Tales of Inevitable Happenstance

by Peter Rupert Lighte

Pub Date: May 15th, 2015
ISBN: 978-0991252978
Publisher: Acausal Books

Focusing Proust-like on the objects that embody memories, Lighte (Pieces of China, 2009) hosts a tour of his life, from an American Jewish upbringing to a career in China and London.
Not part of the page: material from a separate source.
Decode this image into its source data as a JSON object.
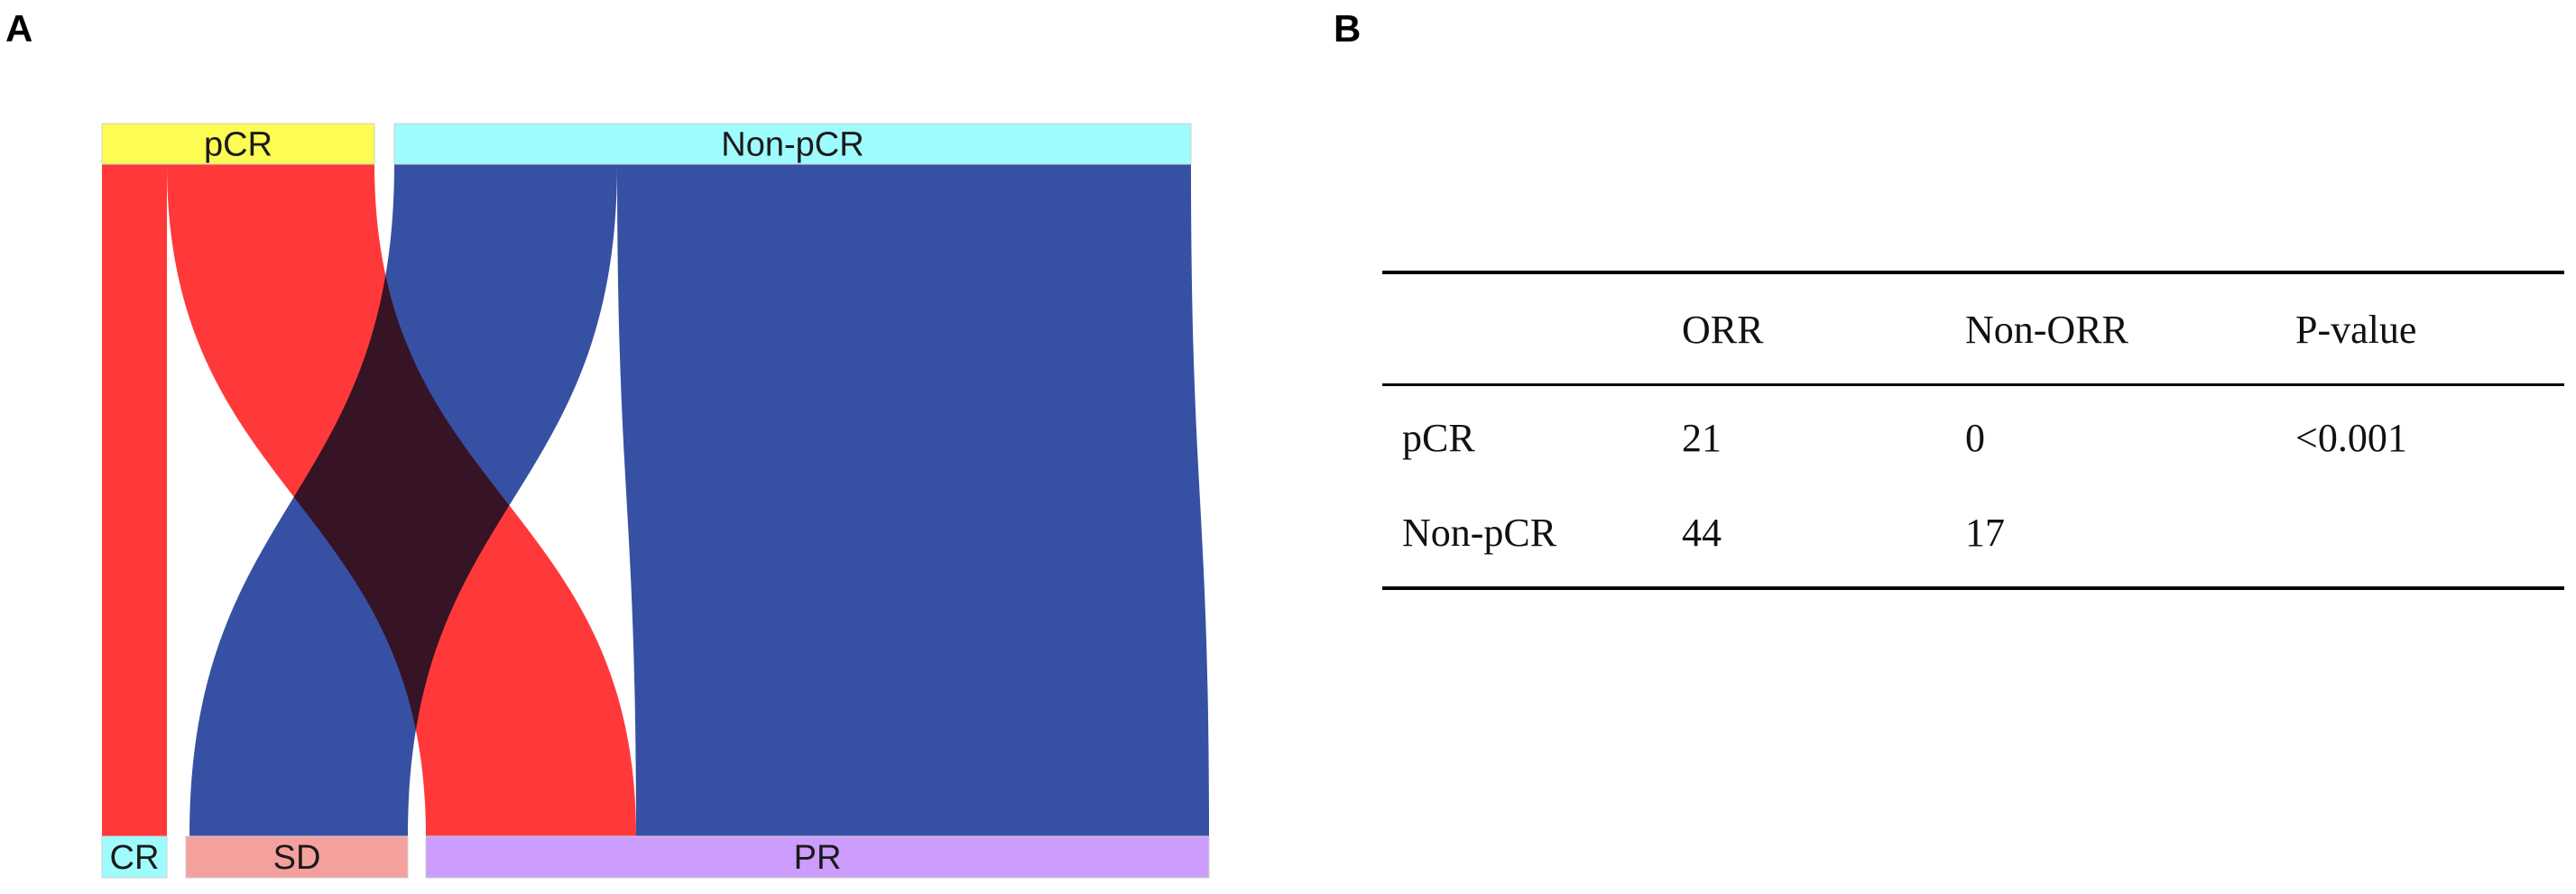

Lighte, a longtime Sinophile and J.P. Morgan banker, exploits both meanings of the title by taking on the role of solicitous tour guide—“As a hospitable host in this room, I will give a guided tour of its interior”—while curating his impressively detailed memories like precious artifacts. Lighte grew up in Florida but, after his parents’ divorce, moved with his mother to New York City. It was a family of feuds and sudden deaths, and his mother suffered periodic depressions. By contrast, Lighte was a clownish child who told off-color jokes and played the recorder with his nose. He was an aimless student until he took a college elective on the Far East, hoping for an education on the Vietnam War. This one happenstance determined much of his future: studying Chinese in Taiwan, teaching English in Tokyo, working in Beijing, connecting with his husband over A Night at the Chinese Opera, and adopting two Chinese daughters. In brief vignettes, some almost Proustian in their evocation of sense memories, Lighte remembers people and places that hold significance for him. For instance, in “The Gardenia Bush” and “The Lilac Quest,” a flower’s scent takes him back to the past. A whiff of gardenia perfume in China, and he’s in a friend’s Miami Beach yard, while the smell of lilacs reminds him of the desperate hunt for a floral gift for Aunt Marcy’s surprise party. Other objects are nearly as totemic—red plates purchased for Uncle David’s shiva, a last-minute passport obtained before a QE2 voyage with his father, or the store-bought cookies he took to AIDS patients in memory of a departed friend. His meetings with Pearl Buck and Nigel Nicolson are highlights and reinforce the subtitle’s delight in historical serendipity. Meanwhile, “Seder in Kensington” is the best example of Lighte bringing disparate elements of his life together.

Lively, evocative autobiographical essays.